PhD candidate Sajedeh Rasti
Rasti says participants found the process both energizing and enjoyable. "One participant told us, 'This is what I hoped science would be like.'"
The invisible role of coordination
Rasti played a central role throughout the project. She organized meetings, monitored timelines, and ensured that all the different pieces ultimately came together into a coherent whole.
Despite her crucial contribution, she is not listed as an applicant on either funded grant. "You need someone to coordinate the process," says Lakens. "But that role is barely recognized in the way success is measured in the current system. It deserves greater appreciation."
Time, pressure, and collaboration in practice
The project required extensive coordination and significant time commitments. The group started working together nine months before the deadline, yet even that proved challenging.
Researchers had to align schedules, set priorities, and make room in already busy agendas. "You have to give everyone enough time at every stage," says Lakens.
The summer holiday period made things even more difficult. "You're less flexible. You can't just sit on the beach with your laptop and keep working on the proposal by yourself."

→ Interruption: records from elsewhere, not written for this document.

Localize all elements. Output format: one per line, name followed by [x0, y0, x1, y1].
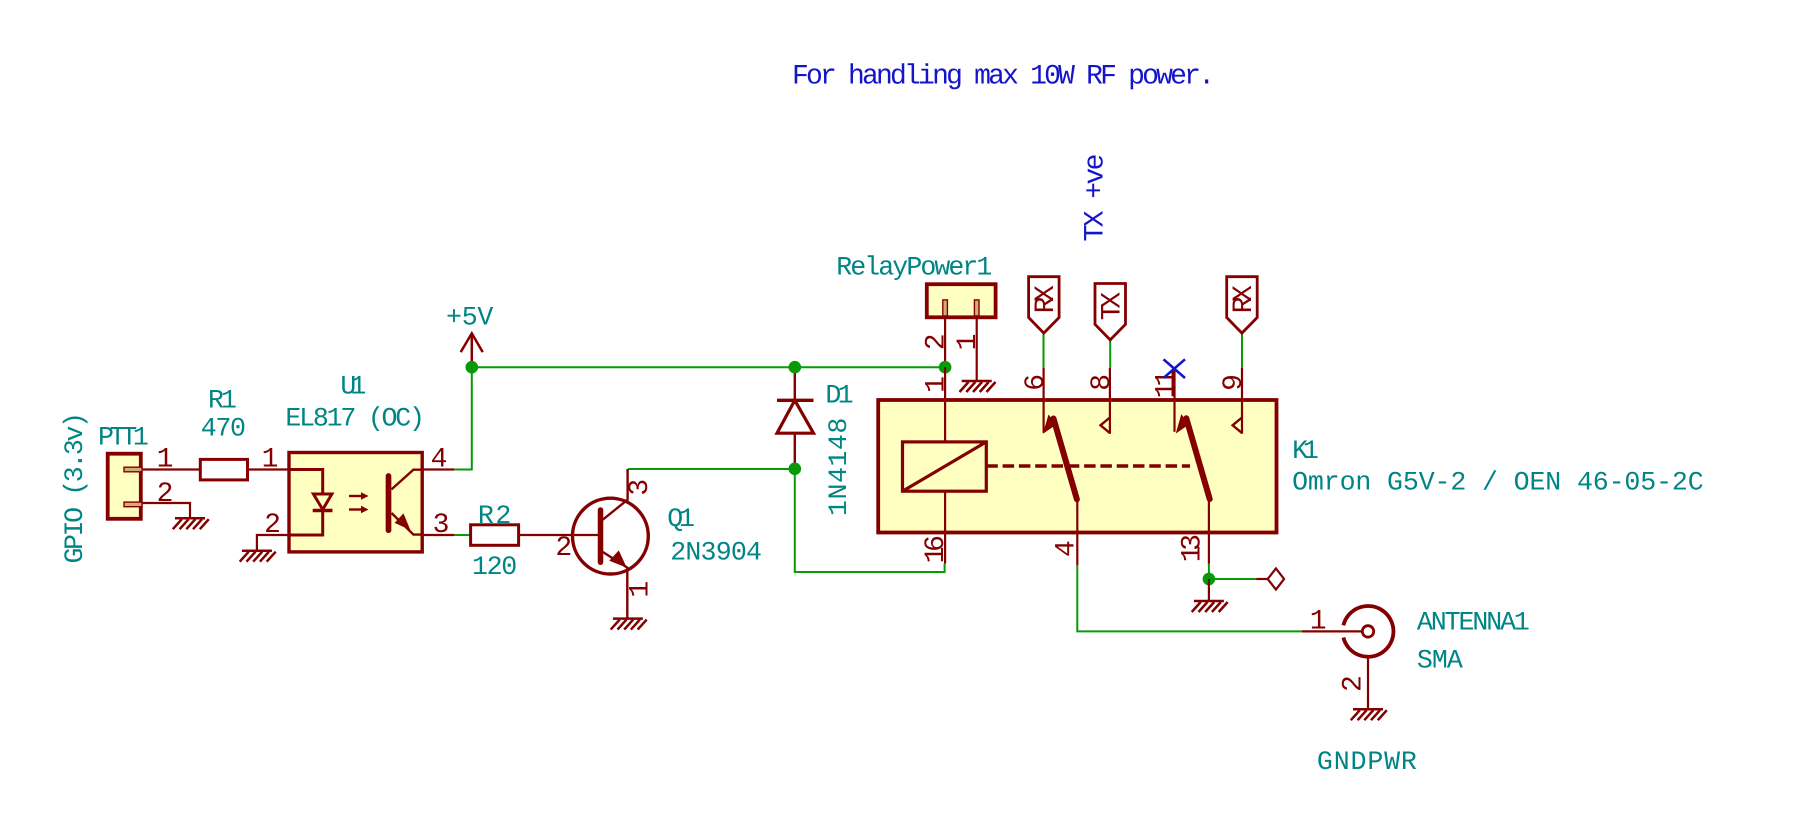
optocoupler U1 — [285, 371, 425, 552]
svg-text:2: 2 — [922, 333, 953, 350]
svg-text:GPIO (3.3v): GPIO (3.3v) — [60, 412, 90, 564]
LED inside U1 — [289, 470, 323, 494]
svg-text:2: 2 — [157, 479, 174, 510]
connector RelayPower1 — [836, 253, 995, 318]
transistor Q1 — [573, 469, 763, 618]
hierarchical label RX (pin6) — [1029, 277, 1062, 333]
wire D1 to relay pin16 — [795, 469, 945, 572]
pin U1-3 — [422, 534, 454, 536]
junction D1 top — [789, 361, 802, 374]
wire junction to diamond — [1209, 578, 1256, 580]
svg-text:1: 1 — [262, 445, 279, 476]
light arrows inside U1 — [349, 495, 362, 497]
diode D1 — [777, 368, 854, 517]
junction D1 bottom — [789, 463, 802, 476]
svg-text:2N3904: 2N3904 — [670, 538, 762, 568]
ground ANTENNA1 / GNDPWR — [1351, 709, 1387, 720]
ground Q1 emitter — [611, 619, 647, 630]
svg-text:EL817 (OC): EL817 (OC) — [285, 403, 425, 433]
svg-text:RelayPower1: RelayPower1 — [836, 253, 992, 283]
power +5V — [446, 302, 493, 367]
hierarchical label TX (pin8) — [1095, 284, 1129, 340]
pin PTT1-2 — [143, 503, 190, 518]
svg-text:4: 4 — [431, 445, 448, 476]
svg-text:6: 6 — [1021, 374, 1052, 391]
pin ANTENNA1-1 — [1302, 630, 1362, 632]
wire relay pin13 to junction — [1208, 564, 1210, 580]
svg-text:RX: RX — [1031, 285, 1062, 314]
svg-text:16: 16 — [921, 535, 952, 563]
wire R1 to U1 — [248, 468, 290, 470]
svg-text:120: 120 — [472, 552, 517, 582]
pin K1-11 contact — [1173, 368, 1175, 431]
svg-text:3: 3 — [433, 510, 450, 541]
pin K1-9 contact — [1241, 368, 1243, 434]
relay K1 — [878, 367, 1703, 565]
svg-text:D1: D1 — [825, 381, 853, 411]
ground U1 pin2 — [240, 551, 276, 562]
wire +5V bus horizontal — [472, 366, 945, 368]
svg-text:RX: RX — [1229, 285, 1260, 314]
junction RelayPower1 pin2 — [939, 361, 952, 374]
wire Q1 collector to D1 — [628, 468, 795, 470]
svg-text:9: 9 — [1219, 374, 1250, 391]
wire relay pin4 to antenna — [1077, 565, 1302, 631]
svg-text:13: 13 — [1178, 534, 1209, 562]
svg-text:TX: TX — [1098, 292, 1129, 321]
pin U1-4 — [422, 468, 454, 470]
svg-text:2: 2 — [555, 533, 572, 564]
svg-text:Omron G5V-2 / OEN 46-05-2C: Omron G5V-2 / OEN 46-05-2C — [1292, 468, 1704, 498]
svg-text:GNDPWR: GNDPWR — [1317, 747, 1417, 777]
wire RX2 to relay pin9 — [1241, 333, 1243, 368]
svg-text:1: 1 — [157, 445, 174, 476]
hierarchical label RX (pin9) — [1227, 277, 1260, 333]
svg-text:U1: U1 — [340, 371, 366, 401]
svg-text:TX +ve: TX +ve — [1081, 154, 1112, 242]
armature 2 — [1186, 418, 1209, 499]
svg-text:1N4148: 1N4148 — [824, 418, 854, 516]
coil K1 — [903, 442, 987, 491]
wire TX to relay pin8 — [1109, 339, 1111, 368]
svg-text:R2: R2 — [478, 501, 512, 531]
svg-text:4: 4 — [1052, 540, 1083, 557]
ground PTT1 — [173, 518, 209, 529]
pin K1-13 — [1208, 499, 1210, 564]
junction at +5V — [466, 361, 479, 374]
svg-text:1: 1 — [922, 376, 953, 393]
unconnected diamond pin13 — [1256, 578, 1268, 580]
svg-text:R1: R1 — [208, 386, 237, 416]
junction pin13 — [1203, 573, 1216, 586]
svg-text:1: 1 — [1310, 607, 1327, 638]
pin RelayPower1-2 — [944, 317, 946, 367]
wire +5V to U1 pin4 — [454, 367, 472, 469]
pin K1-8 contact — [1109, 368, 1111, 434]
wire RX1 to relay pin6 — [1043, 333, 1045, 368]
svg-text:3: 3 — [625, 479, 656, 496]
ground pin13 — [1192, 601, 1228, 612]
stub to ground pin13 — [1208, 579, 1210, 600]
no-connect X pin11 — [1164, 359, 1186, 378]
svg-text:1: 1 — [626, 581, 657, 598]
resistor R2 — [471, 501, 519, 582]
svg-text:PTT1: PTT1 — [98, 423, 149, 453]
svg-text:ANTENNA1: ANTENNA1 — [1417, 608, 1530, 638]
svg-text:For handling max 10W RF power.: For handling max 10W RF power. — [792, 62, 1215, 93]
ground RelayPower1 — [960, 381, 996, 392]
armature 1 — [1054, 419, 1077, 500]
svg-text:1: 1 — [953, 333, 984, 350]
pin ANTENNA1-2 — [1367, 657, 1369, 709]
svg-text:+5V: +5V — [446, 302, 493, 332]
pin U1-2 — [257, 535, 289, 550]
wire R2 to Q1 base — [519, 534, 600, 536]
svg-text:Q1: Q1 — [667, 504, 695, 534]
svg-text:2: 2 — [1339, 675, 1370, 692]
resistor R1 — [200, 386, 247, 480]
svg-text:2: 2 — [264, 510, 281, 541]
svg-text:470: 470 — [201, 413, 246, 443]
pin K1-4 — [1076, 499, 1078, 565]
svg-text:8: 8 — [1087, 374, 1118, 391]
svg-text:SMA: SMA — [1417, 646, 1463, 676]
pin K1-6 contact — [1042, 368, 1044, 433]
connector ANTENNA1 — [1343, 606, 1530, 676]
svg-text:K1: K1 — [1292, 436, 1319, 466]
wire U1 pin3 to R2 — [454, 534, 470, 536]
pin PTT1-1 — [143, 468, 200, 470]
phototransistor inside U1 — [386, 476, 392, 530]
connector PTT1 — [60, 412, 149, 564]
dashed coil link — [986, 464, 1190, 467]
pin RelayPower1-1 — [976, 317, 978, 380]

According to Lakens, it is still rare for researchers to collaborate rather than compete. "In some fields, collaboration is essential for setting research agendas," he says. "Take CERN, for example. Everyone works together on a single enormous, extremely expensive machine. There's no alternative. You have to collaborate and jointly decide what to investigate."
In most scientific disciplines, however, there is no such necessity, making competition the norm rather than collaboration.
More than a grant application
Still, both researchers believe the experiment demonstrates something important. "It shows that there are other ways of doing things, even if it's not the only way," says Lakens.
He is referring not only to grant applications, but to the broader organization of science itself. "We wanted to do something that benefits science as a whole," Rasti adds.
A double success
Both coordinated applications were awarded funding by NWO. "That's pretty cool for a completely new way of working," Lakens says with satisfaction.
The funding will support two postdoctoral researchers, and the projects will officially kick off in September.
"The real question is whether our proposals were actually better than the others," says Lakens. "Yes, we received the funding, but will we ultimately produce better results? Time will tell, but people are enthusiastic."
"If everyone only looks out for themselves, nothing will ever change in science."
Sajedeh Rasti
For a young researcher, Rasti's decision to focus primarily on coordination and community-building, without being an applicant herself, is a bold one in a system that heavily rewards individual achievement. "Of course, you think about your own career," she says. "But if everyone only looks out for themselves, nothing will ever change in science."
What motivates her is the broader goal of creating a better research system, one built on collaboration rather than competition. "Hopefully, ten years from now, we'll be working in a better system," she says. "If this contributes to that, then it's worth it."